This is no April fool’s joke.
Robert Mugabe’s government is pressing ahead with a controversial law to force foreign owned businesses to give up majority control to black Zimbabweans. It has set an April 1 deadline for all foreign-owned companies to comply or close shop. Household names like Standard Chartered, British American Tobacco, Anglo American Platinum and Nestlé, who have operated in the country for decades, could be affected.
Mugabe’s nephew, Patrick Zhuwao, minister responsible for youth, indigenization and economic empowerment issued the directive last week. He warned failure to comply will result in licenses being revoked and there is no room for negotiation. ‘I’m not here to discuss whether indigenization is good. It’s the law of the land, a fact,’ he said.
And where companies do not cede control, the Zimbabwe government has vowed to go for the assets of directors whose companies fail to submit indigenization plans in order to protect employees who may lose their jobs in the process.
The Indigenization and Empowerment Act was introduced in 2008 and only came into effect in 2010. It requires foreign companies valued at more than $500,000 to transfer% of their ownership to local entities or individuals. The transfers were originally supposed to be voluntary, but the ZANU PF-led government, impatient at the slow pace of change, have now resorted to state power to speed up the process.
Addressing party members in December 2015 at the ZANU PF Annual People’s Congress, Mugabe emphasized: ‘In 2016 we will not accept a company which refuses and rejects our policy of indigenization and empowerment in the manner we inscribed it.’
Critics like Giannina A. Murphy have argued that the requirement to cut in black Zimbabweans is a mechanism by the ruling politicos to transfer wealth to themselves. In such deals, political connections often matter more than business skills. Most Zimbabweans have very little prospect of gaining these ownership deals, management posts, or preferential tenders that a preserve of the elites.
Though the act and political rhetoric refers to ‘black Zimbabweans’ it is notable that there are fewer than 30,000 white Zimbabweans in a population of 14 million people. The populist rhetoric is similar to one which Mugabe introduced in 2000 on land reform laws to reclaim land from white farmers and ultimately led to the collapse of the economy over the last decade.
Zimbabwe remains dramatically unequal. The unemployment rate is hovering above 80%, turning most graduates into street vendors.
The opposition MDC have accused the government of playing ‘Russian roulette with the country and its citizens’ economic welfare’ by chasing away foreign investors instead of embracing them, at a time the country is in desperate need of foreign direct investment.

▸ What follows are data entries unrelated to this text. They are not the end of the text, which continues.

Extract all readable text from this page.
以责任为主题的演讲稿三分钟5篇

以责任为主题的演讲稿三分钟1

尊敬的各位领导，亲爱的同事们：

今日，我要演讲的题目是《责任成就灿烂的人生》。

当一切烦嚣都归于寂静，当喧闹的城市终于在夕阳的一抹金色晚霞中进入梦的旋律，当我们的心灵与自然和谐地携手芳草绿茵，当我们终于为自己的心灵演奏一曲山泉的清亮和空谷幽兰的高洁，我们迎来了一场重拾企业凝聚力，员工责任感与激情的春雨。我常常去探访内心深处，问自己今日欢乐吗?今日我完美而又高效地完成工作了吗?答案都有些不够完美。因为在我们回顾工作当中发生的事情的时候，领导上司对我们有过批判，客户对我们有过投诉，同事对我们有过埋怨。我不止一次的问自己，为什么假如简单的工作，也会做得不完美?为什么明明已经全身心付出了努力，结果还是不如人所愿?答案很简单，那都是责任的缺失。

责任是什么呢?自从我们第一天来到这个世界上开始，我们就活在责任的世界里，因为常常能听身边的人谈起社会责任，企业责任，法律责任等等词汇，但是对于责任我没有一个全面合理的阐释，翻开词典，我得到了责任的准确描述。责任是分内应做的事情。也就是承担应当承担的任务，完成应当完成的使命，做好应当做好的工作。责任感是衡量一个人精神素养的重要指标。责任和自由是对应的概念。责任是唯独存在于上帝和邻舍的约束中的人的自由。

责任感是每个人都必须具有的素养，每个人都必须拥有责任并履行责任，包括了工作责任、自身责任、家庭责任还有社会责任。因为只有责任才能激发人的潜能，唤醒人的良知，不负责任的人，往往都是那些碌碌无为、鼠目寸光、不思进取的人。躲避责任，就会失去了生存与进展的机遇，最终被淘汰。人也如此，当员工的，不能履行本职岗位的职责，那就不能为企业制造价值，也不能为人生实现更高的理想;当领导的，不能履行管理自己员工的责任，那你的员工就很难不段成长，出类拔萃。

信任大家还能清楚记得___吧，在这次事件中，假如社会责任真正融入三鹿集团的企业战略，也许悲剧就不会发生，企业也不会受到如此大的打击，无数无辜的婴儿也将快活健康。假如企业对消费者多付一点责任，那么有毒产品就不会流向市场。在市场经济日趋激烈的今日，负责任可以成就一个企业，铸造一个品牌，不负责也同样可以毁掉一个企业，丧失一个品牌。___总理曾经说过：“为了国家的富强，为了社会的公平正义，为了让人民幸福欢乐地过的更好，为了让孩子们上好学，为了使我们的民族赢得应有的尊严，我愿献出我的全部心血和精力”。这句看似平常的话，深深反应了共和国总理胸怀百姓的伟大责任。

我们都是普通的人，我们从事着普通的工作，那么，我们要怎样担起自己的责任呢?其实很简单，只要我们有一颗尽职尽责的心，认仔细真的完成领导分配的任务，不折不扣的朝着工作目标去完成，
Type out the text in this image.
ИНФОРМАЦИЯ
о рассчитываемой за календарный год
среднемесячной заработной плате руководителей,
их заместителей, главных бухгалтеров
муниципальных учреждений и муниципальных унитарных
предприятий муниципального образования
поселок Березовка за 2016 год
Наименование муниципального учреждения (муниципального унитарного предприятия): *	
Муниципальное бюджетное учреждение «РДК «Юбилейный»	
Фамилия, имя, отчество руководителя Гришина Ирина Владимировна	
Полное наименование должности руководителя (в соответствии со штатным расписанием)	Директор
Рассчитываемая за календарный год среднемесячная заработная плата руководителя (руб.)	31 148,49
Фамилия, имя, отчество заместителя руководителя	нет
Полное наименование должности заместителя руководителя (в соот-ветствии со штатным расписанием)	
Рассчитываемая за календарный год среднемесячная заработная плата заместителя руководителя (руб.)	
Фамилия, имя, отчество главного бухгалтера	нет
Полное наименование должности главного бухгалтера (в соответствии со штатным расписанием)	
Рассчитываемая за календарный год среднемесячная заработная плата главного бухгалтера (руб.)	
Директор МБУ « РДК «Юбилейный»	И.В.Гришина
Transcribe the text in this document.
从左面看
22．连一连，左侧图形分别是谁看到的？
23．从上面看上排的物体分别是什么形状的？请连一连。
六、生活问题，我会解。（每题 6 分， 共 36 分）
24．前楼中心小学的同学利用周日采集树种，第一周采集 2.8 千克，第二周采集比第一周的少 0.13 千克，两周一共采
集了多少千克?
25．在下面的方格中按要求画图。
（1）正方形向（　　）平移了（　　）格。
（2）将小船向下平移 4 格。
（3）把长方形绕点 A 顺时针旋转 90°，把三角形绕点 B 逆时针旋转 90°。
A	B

While seeking re-election for a seventh term in office in 2013, Mugabe promised to create 2,2 million jobs under an obscure policy called Zimbabwe Agenda for Socio-Economic Transformation (ZimAsset) (pdf). As a reaction to the growing frustration and disillusionment in Zimbabwe’s poor communities, ZANU PF have decided to expedite the indigenization program to appease the masses with economic upliftment.
But the country’s problems are often put down to its leadership. Mugabe 92, has refused to appoint a successor and now runs a ‘kitchen cabinet’ with his wife Grace, and cronies rewarded for their loyalty.
Until last year, there has been a drop in foreign investment in Zimbabwe over recent years due to the unpredictable politics and unfriendly investment policies. China has been Zimbabwe’s major investor in recent years with more than 100 Chinese enterprises operating in the country. The Chinese have registered displeasure on the pronouncements by their hosts: ‘This policy is extremely unfair to foreign investors, and will cause losses for them. It also undermines the credibility of the Zimbabwean government and raises flags to foreign investors.’